Involving people in saving wild animals

APROPOS of the article “Human cost of saving the wild” (Oct 20), the Great Himalayan National Park has one of the highest sighting rates of Monal (5 to 7 Monal per sq km) and Western Tragopan (1.5 Western Tragopan per sq. km.). Similarly, the Park has one of the highest densities of Musk Deer in the region (1.5 to 3 Musk Deer per sq km based on Silent Drive method); Himalayan Tahr (.9 to 2.6 H. Tahr per sq km based on transect method) and Ghoral (5 to 7 Ghoral per sq km based on transect method).

These census results are favourably comparable with the census results of these species anywhere else in the Western Himalayas. The article does not convey a proper picture.

During past five years at the GHNP, the park management has tried to organise and involve the local community in saving of wild animals and medicinal plants. For this reason, the poor households (who mostly depended upon the natural resources of the park) of the local community have been organised in women saving and credit groups, the male members of which are part of patrolling parties and of street theatre which goes into the field and into the ecozone villages campaigning against poaching and illegal medicinal plant collection.



Our best learning at the Park is that if we genuinely want to contribute to biological diversity conservation, we need to first resolve the socio-economic issues of the local people. The habitat of wild animals and plants will be better protected if the local villagers stand by the forest guard and assist him in protection of natural resources.

SANJEVA PANDEY, Director GHNP, Shamshi (Kullu)

A brave gesture

In his front-page editorial “Ferrying peace” (Oct. 24), Mr H.K. Dua has rightly observed that the peace process initiated by India has the backing of the ever-growing constituency of peace across the border and also a symbol of the dwindling zone of war. A lot can be seen in the small initiatives to melt the deep rooted distrust which occasional high-power talks have failed to achieve.
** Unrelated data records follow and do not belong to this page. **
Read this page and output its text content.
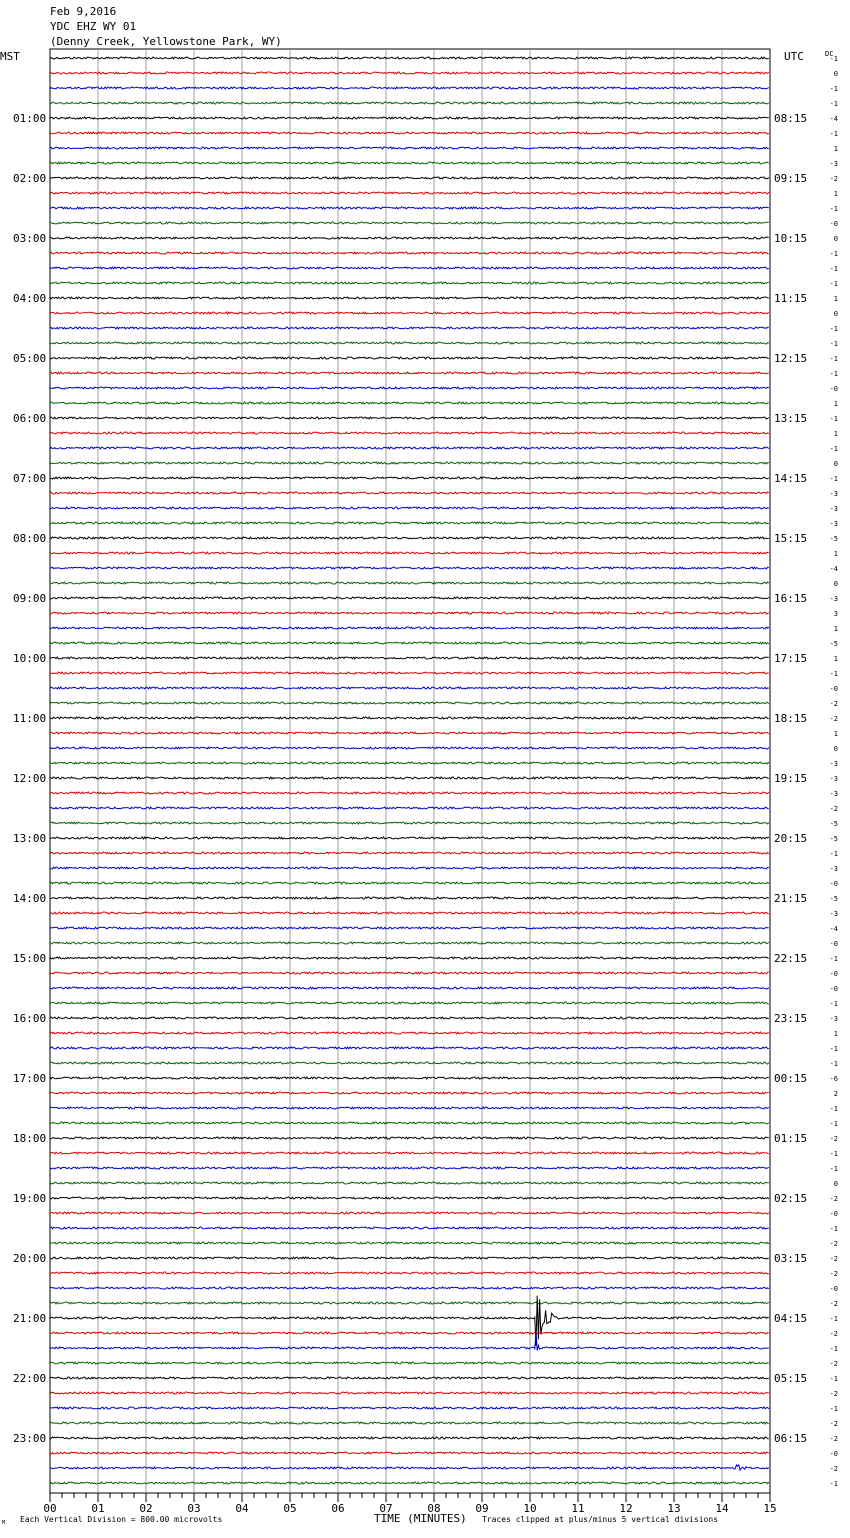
Feb 9,2016
YDC EHZ WY 01
(Denny Creek, Yellowstone Park, WY)
MST	UTC	DC
M Each Vertical Division = 800.00 microvolts	TIME (MINUTES) Traces clipped at plus/minus 5 vertical divisions
-1
0
-1
-1
-4
-1
1
-3
-2
1
-1
-0
0
-1
-1
-1
1
0
-1
-1
-1
-1
-0
1
-1
1
-1
0
-1
-3
-3
-3
-5
1
-4
0
-3
3
1
-5
1
-1
-0
-2
-2
1
0
-3
-3
-3
-2
-5
-5
-1
-3
-0
-5
-3
-4
-0
-1
-0
-0
-1
-3
1
-1
-1
-6
2
-1
-1
-2
-1
-1
0
-2
-0
-1
-2
-2
-2
-0
-2
-1
-2
-1
-2
-1
-2
-1
-2
-2
-0
-2
-1
01:00
02:00
03:00
04:00
05:00
06:00
07:00
08:00
09:00
10:00
11:00
12:00
13:00
14:00
15:00
16:00
17:00
18:00
19:00
20:00
21:00
22:00
23:00
08:15
09:15
10:15
11:15
12:15
13:15
14:15
15:15
16:15
17:15
18:15
19:15
20:15
21:15
22:15
23:15
00:15
01:15
02:15
03:15
04:15
05:15
06:15
00	01	02	03	04	05	06	07	08	09	10	11	12	13	14	15
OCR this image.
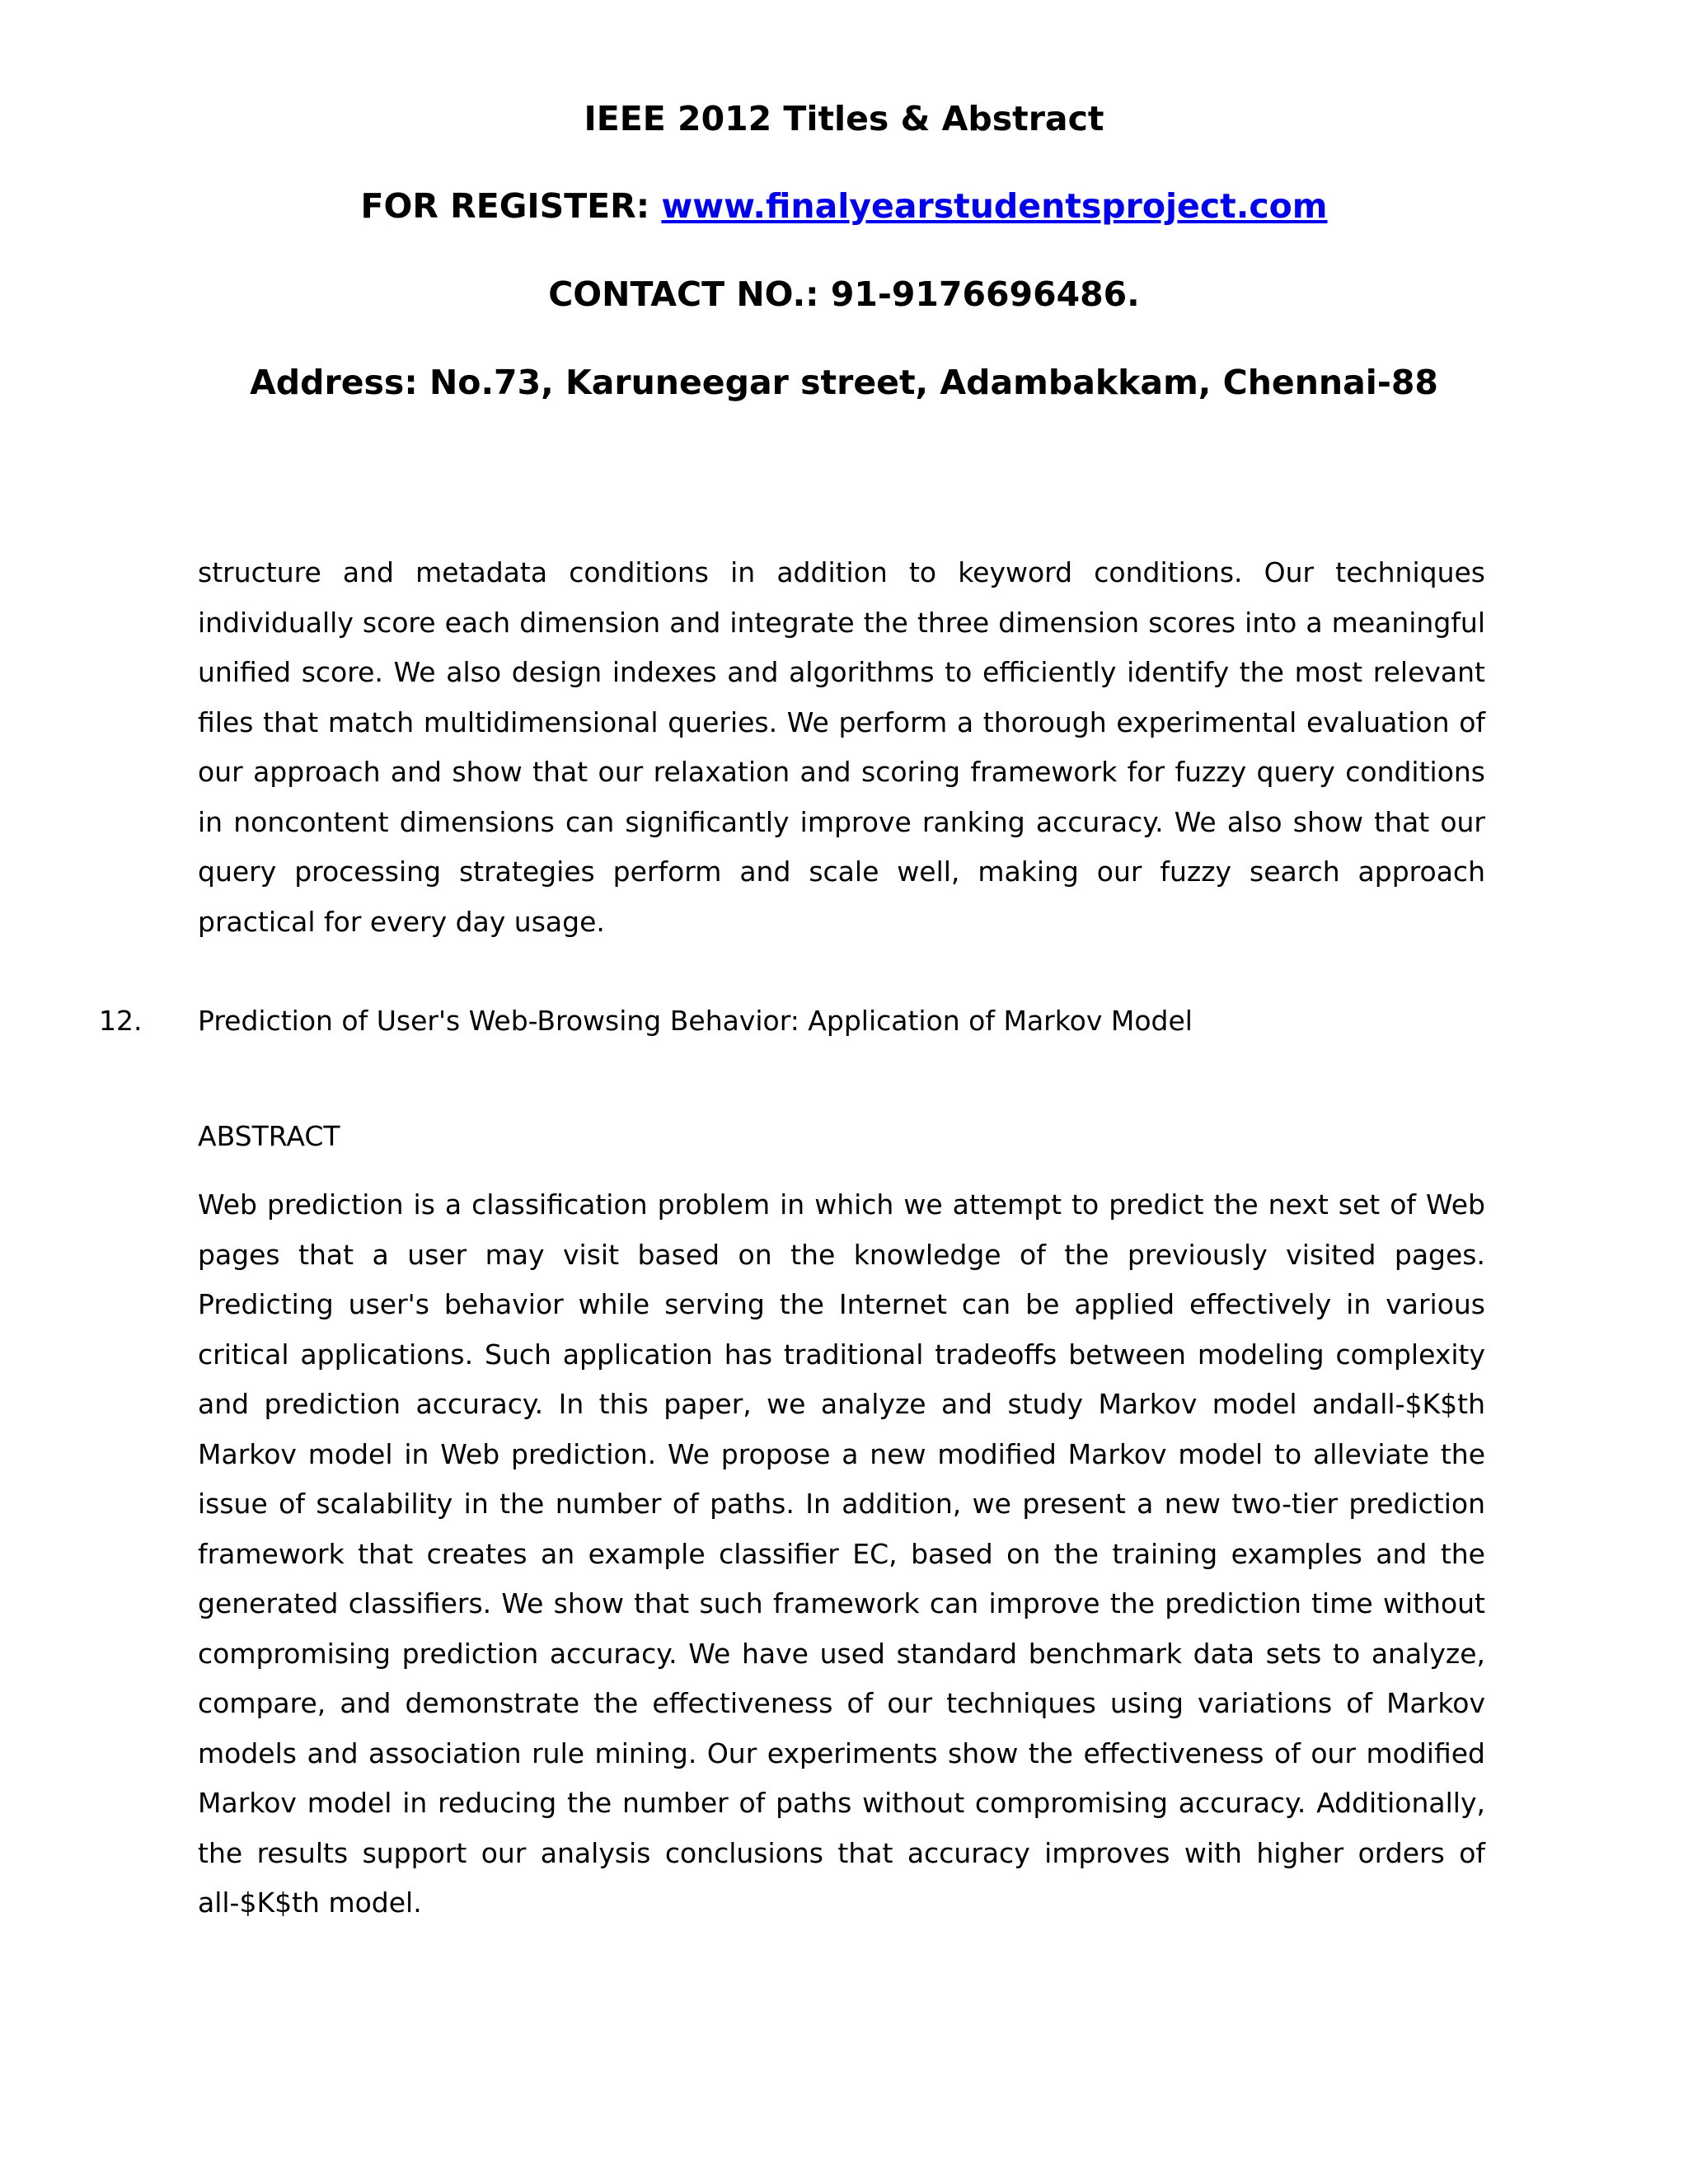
IEEE 2012 Titles & Abstract
FOR REGISTER: www.finalyearstudentsproject.com
CONTACT NO.: 91-9176696486.
Address: No.73, Karuneegar street, Adambakkam, Chennai-88

structure and metadata conditions in addition to keyword conditions. Our techniques individually score each dimension and integrate the three dimension scores into a meaningful unified score. We also design indexes and algorithms to efficiently identify the most relevant files that match multidimensional queries. We perform a thorough experimental evaluation of our approach and show that our relaxation and scoring framework for fuzzy query conditions in noncontent dimensions can significantly improve ranking accuracy. We also show that our query processing strategies perform and scale well, making our fuzzy search approach practical for every day usage.

12. Prediction of User's Web-Browsing Behavior: Application of Markov Model
ABSTRACT

Web prediction is a classification problem in which we attempt to predict the next set of Web pages that a user may visit based on the knowledge of the previously visited pages. Predicting user's behavior while serving the Internet can be applied effectively in various critical applications. Such application has traditional tradeoffs between modeling complexity and prediction accuracy. In this paper, we analyze and study Markov model andall-$K$th Markov model in Web prediction. We propose a new modified Markov model to alleviate the issue of scalability in the number of paths. In addition, we present a new two-tier prediction framework that creates an example classifier EC, based on the training examples and the generated classifiers. We show that such framework can improve the prediction time without compromising prediction accuracy. We have used standard benchmark data sets to analyze, compare, and demonstrate the effectiveness of our techniques using variations of Markov models and association rule mining. Our experiments show the effectiveness of our modified Markov model in reducing the number of paths without compromising accuracy. Additionally, the results support our analysis conclusions that accuracy improves with higher orders of all-$K$th model.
India’s offer should not be construed as a sign of weakness. Rather, it is a friendly neighbour’s brave gesture to establish peace. No doubt, the prophets of doom would be alarmed at this sign of statesmanship over parochial considerations and the people on both sides should be watchful in the larger interest of the humankind. For, as Mr Dua said, three wars have not been able to resolve the tangle of Kashmir. Let the initiative now pass to the people and let peace have a chance.

Dr J.S. ANAND, Bathinda


Prime Minister Atal Bihari Vajpayee has taken firm and calculated steps to normalise relations between India and Pakistan. Jammu and Kashmir is the apple of discord which acted as a catalyst to fight three wars without any tangible results. Pakistan’s obsession for the Indian part of Jammu and Kashmir is potentially catastrophic but the military regimes and the limping popular rulers have nothing to offer to the people of Pakistan except building up euphoria to annex Kashmir.

Pak-sponsored terrorism has left ugly scars on the fair face of India. The profusely bleeding Jammu and Kashmir has turned the Jhelum and the Chenab red. Lakhs have left their homes in the valley to avoid bullets. Even beyond Kashmir, they attacked Akshardam and Indian Parliament. We took drastic diplomatic measures to pressurise Pakistan to reign in terrorism, duly funded and sponsored by her.

We gave a new lease of life to the ailing Noors of Pakistan. But will our worthy measures move the crooked hearts of Pakistani rulers? No. Except Kashmir, there is absolutely no matter of contention between India and Pakistan.

KARNAIL SINGH, Ranjit Sagar Dam


Mr H.K. Dua has rightly and perspicaciously welcomed the new peace proposals by Prime Minister Atal Bihari Vajpayee. Proposals like the resumption of rail and air lines, cricket and others are based on the assumption that terrorism, obscurantism, exploitation and serfdam would never succeed. The move is also based on the premise that the leaders of both countries would feel the heart-beat of the citizens and will be empowered to see afar and free the countries from the slough in which our politicians usually enjoy floundering.



Apropos of your report “GRP Head Constable committed suicide” (Oct 31), the deceased Head Constable, Ram Lal, was not an employee of the Government Railway Police (GRP). He was posted with the Railway Protection Force (RPF) unit at Jagadhari. While GRP is a state police force, RPF is a Central Government police force.

INSPECTOR-GENERAL OF POLICE, Railways & Technical Services Haryana, Panchkula

Overdue reforms in PPSC

EVER since the PCS scam was unearthed, the Punjab Public Service Commission has evolved a fair system of judging a candidate’s capabilities based on his/her interview techniques. Under this system, four examiners will judge the candidate and the final marks will be based on the average of all the marks awarded by the examiners. This system is transparent as the candidate will be screened in a smooth and orderly manner with no chance of corruption.

The Punjab Chief Minister and the PPSC Chairman did play a pivotal role in introducing this overdue reform in the recruitment. Earlier candidates used to succumb to all undue and unfair demands of the greedy and unscrupulous people. I would like to add that there is a need to select people of strong character and integrity. This applies to both for the PPSC and the PCS posts.